[Jython-checkins] jython: Add PyBuffer.getNIOByteBuffer to the buffer protocol.
jeff.allen
jython-checkins at python.org
Wed Sep 17 00:55:24 CEST 2014
http://hg.python.org/jython/rev/330839dc597a
changeset: 7377:330839dc597a
user: Jeff Allen <ja.py at farowl.co.uk>
date: Tue Aug 05 23:13:02 2014 +0100
summary:
Add PyBuffer.getNIOByteBuffer to the buffer protocol.

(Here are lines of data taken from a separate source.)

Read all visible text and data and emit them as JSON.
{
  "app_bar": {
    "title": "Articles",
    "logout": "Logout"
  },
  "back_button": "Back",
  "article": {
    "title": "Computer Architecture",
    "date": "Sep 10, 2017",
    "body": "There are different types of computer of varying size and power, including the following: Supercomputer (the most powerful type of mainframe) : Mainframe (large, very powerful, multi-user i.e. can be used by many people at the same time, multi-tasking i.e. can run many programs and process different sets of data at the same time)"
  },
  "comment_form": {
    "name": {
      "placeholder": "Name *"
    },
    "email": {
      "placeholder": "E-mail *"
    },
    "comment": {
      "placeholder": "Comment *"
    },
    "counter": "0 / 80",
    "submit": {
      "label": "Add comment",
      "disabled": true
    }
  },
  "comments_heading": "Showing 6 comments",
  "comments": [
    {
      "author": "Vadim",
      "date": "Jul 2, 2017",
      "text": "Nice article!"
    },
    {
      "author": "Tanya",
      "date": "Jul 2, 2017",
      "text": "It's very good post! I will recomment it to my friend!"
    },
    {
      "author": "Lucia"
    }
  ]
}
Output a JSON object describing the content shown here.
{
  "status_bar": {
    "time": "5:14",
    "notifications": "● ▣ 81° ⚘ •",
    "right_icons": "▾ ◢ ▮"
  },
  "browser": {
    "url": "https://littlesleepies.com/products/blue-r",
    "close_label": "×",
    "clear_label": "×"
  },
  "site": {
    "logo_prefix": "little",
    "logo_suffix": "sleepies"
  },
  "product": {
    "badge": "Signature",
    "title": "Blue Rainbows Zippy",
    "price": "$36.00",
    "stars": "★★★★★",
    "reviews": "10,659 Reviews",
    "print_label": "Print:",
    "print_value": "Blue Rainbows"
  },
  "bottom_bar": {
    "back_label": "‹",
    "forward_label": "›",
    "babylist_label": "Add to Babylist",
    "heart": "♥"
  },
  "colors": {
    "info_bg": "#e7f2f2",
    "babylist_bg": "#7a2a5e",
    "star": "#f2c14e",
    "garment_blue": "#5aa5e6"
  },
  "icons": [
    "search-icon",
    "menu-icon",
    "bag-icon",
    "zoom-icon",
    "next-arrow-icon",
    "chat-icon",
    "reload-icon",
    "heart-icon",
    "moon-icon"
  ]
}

This is a first implementation of using ByteBuffer in place of byte[] access to
objects. Supporting classes now provide an implementation wrapping the array,
and where possible, code in the core uses that instead of PyBuffer.Pointer.
files:
src/org/python/core/PyArray.java | 83 ++++++--
src/org/python/core/PyBUF.java | 10 +
src/org/python/core/PyBuffer.java | 53 +++++-
src/org/python/core/buffer/BaseBuffer.java | 86 +++++++++-
src/org/python/core/buffer/SimpleBuffer.java | 9 +
src/org/python/core/buffer/SimpleStringBuffer.java | 11 +-
src/org/python/modules/_io/PyFileIO.java | 6 +-
src/org/python/modules/posix/PosixModule.java | 9 +-
8 files changed, 220 insertions(+), 47 deletions(-)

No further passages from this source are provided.